Human papillomavirus-driven cervical cancer has been proven by many studies, however its link with ovarian cancer is still unclear. During the past two decades, there has been a growing interest in identifying the role of HPV in ovarian cancer. This is due to the fact that ovarian cancer is very hard to detect in its early stages, and when it is detected it becomes widespread and difficult to treat. Most cancerous tumors in the ovaries are found in the epithelium. Since HPV is an oncogenic virus that also thrives in the epithelium, scientists have tried to find out if ovarian tumors may also be caused by HPV. In 1987, the first study on HPV and ovarian cancer was performed, when Kaufman and his colleagues found HPV-6 DNA in 10 out of 12 patients with ovarian cancer (
9). Succeeding studies, however, have shown no conclusive link between HPV and tumors in the ovaries. These included studies done by Leake (
10), Beckmann (
11), McLellan (
12) and Trottier (
13).
In the present study, out of 31 malignant surface epithelial ovarian tumors only three (9.67%) expressed HPV-16 E6-oncoprotein. The expression of HPV was limited to the serous subtype in all three patients. Both mucinous and endomerioid type were negative for HPV, although the difference was statistically insignificant. Previous studies done in Iraq regarding this association, such as that by Alizi et al., (
14) showed that, HPV DNA in the benign group (71%) was higher than that found in the malignant group (64%). HPV 16 was the most predominant type followed by HPV18, 6, and 11. They detected HPV by the in situ hybridization technique. In 1998, a study by a British team led by Manolitsas (
15) pointed out a correlation between HPV 16 and ovarian tumors. In 1999, Anttila and colleagues (
16) performed a high-sensitivity analysis on 98 epithelial ovarian tumors and reviewed all the previous HPV-ovarian tumor studies done with a total of 175 samples. They concluded that HPV is "highly unlikely" to be the cause of epithelial ovarian cancer.

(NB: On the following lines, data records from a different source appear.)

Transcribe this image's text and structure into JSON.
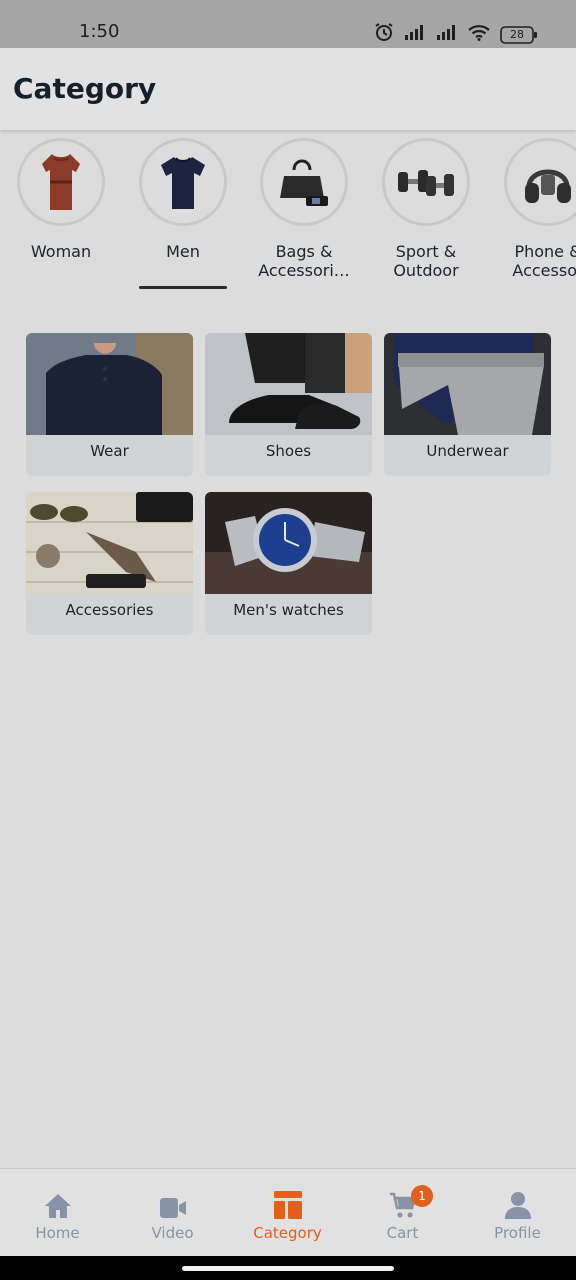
{
  "status_bar": {
    "time": "1:50",
    "battery": "28",
    "icons": [
      "alarm-icon",
      "signal-icon",
      "signal-icon",
      "wifi-icon",
      "battery-icon"
    ]
  },
  "header": {
    "title": "Category"
  },
  "category_tabs": {
    "active_index": 1,
    "items": [
      {
        "label": "Woman",
        "icon": "blouse-image"
      },
      {
        "label": "Men",
        "icon": "tshirt-image"
      },
      {
        "label": "Bags &\nAccessori…",
        "icon": "handbag-image"
      },
      {
        "label": "Sport &\nOutdoor",
        "icon": "dumbbell-image"
      },
      {
        "label": "Phone &\nAccessor",
        "icon": "headphones-image"
      }
    ]
  },
  "subcategories": {
    "items": [
      {
        "label": "Wear"
      },
      {
        "label": "Shoes"
      },
      {
        "label": "Underwear"
      },
      {
        "label": "Accessories"
      },
      {
        "label": "Men's watches"
      }
    ]
  },
  "bottom_nav": {
    "active": "Category",
    "accent_color": "#e2601b",
    "inactive_color": "#8793a6",
    "items": [
      {
        "label": "Home",
        "icon": "home-icon"
      },
      {
        "label": "Video",
        "icon": "video-icon"
      },
      {
        "label": "Category",
        "icon": "category-icon"
      },
      {
        "label": "Cart",
        "icon": "cart-icon",
        "badge": "1"
      },
      {
        "label": "Profile",
        "icon": "profile-icon"
      }
    ]
  }
}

Research done in the past 10 years has been similarly conflicting. In 2003, a study done in China found that 36% of epithelial ovarian tumors in 50 cases were positive for HPV-16 (
17). Another study in 2005 found positive HPV 16 in 60% of ovarian tumors analyzed, but concluded that it was statistically insignificant. Research done by Kuscu from Turkey, postulated that HPV may be the cause of some ovarian tumors by interacting with the tumor suppressing the p53 gene (
18). This was further reinforced by another study by Atalay and colleagues (
19). Furthermore, it was found that of 94 patients with ovarian cancer, six were positive for HPV-16 and two were positive for HPV-33. It is interesting that in many of the positive reports, specimens of Chinese origin were used (
20-
22). These independent studies are from three areas of China, Mainland China, Taiwan, and Hong Kong, suggesting that the genetic background may play an important role in susceptibility to HPV infection. Studies on epidemiology of cervical cancers showed that individuals infected with a non-European variant of HPV-16 were associated with increased two to nine-fold risk of cervical cancer (
23). Whether this is the case in ovarian cancer needs to be further investigated.
In addition to the genetic variation in the host and pathogen, the difference in the detection methods employed by different studies might also play a role in data discrepancy. In this study, immunohistochemistry was employed to detect HPV-16 E6-oncoprotein expression. Wu et al., (
17) who used both in situ hybridization and immunohistochemistry to detect HPV E6-oncoprotein expression suggested that immunohistochemistry is an accurate method but with less sensitivity. There is another question that has to be asked, which is whether HPV in ovarian tumors is actually the cause or the result of cancerous growth or is just a result of some other unknown processes. An article published by Giordano and colleagues in 2008 (
24) found that HPV, when present in ovarian growth, may not be the driving cause of tumors. In the same year Ronnett et al., (
25) and her team confirmed that cancerous cervical tumors may travel or metastasize to the ovaries. This means that HPV-positive ovarian tumors may have possibly come from similar growths in the cervix. A study published in 2011 (
26) further confirmed this, as it reported a case of ovarian squamous cell carcinoma that metastasized eight years after hysterectomy of a woman because of cervical tumors. This study concluded that HPV type 16 E6-oncoprotein was detected in only 9.67% of malignant epithelial tumors. It appears that HPV infection plays a relatively minor role in the pathogenesis of ovarian carcinomas.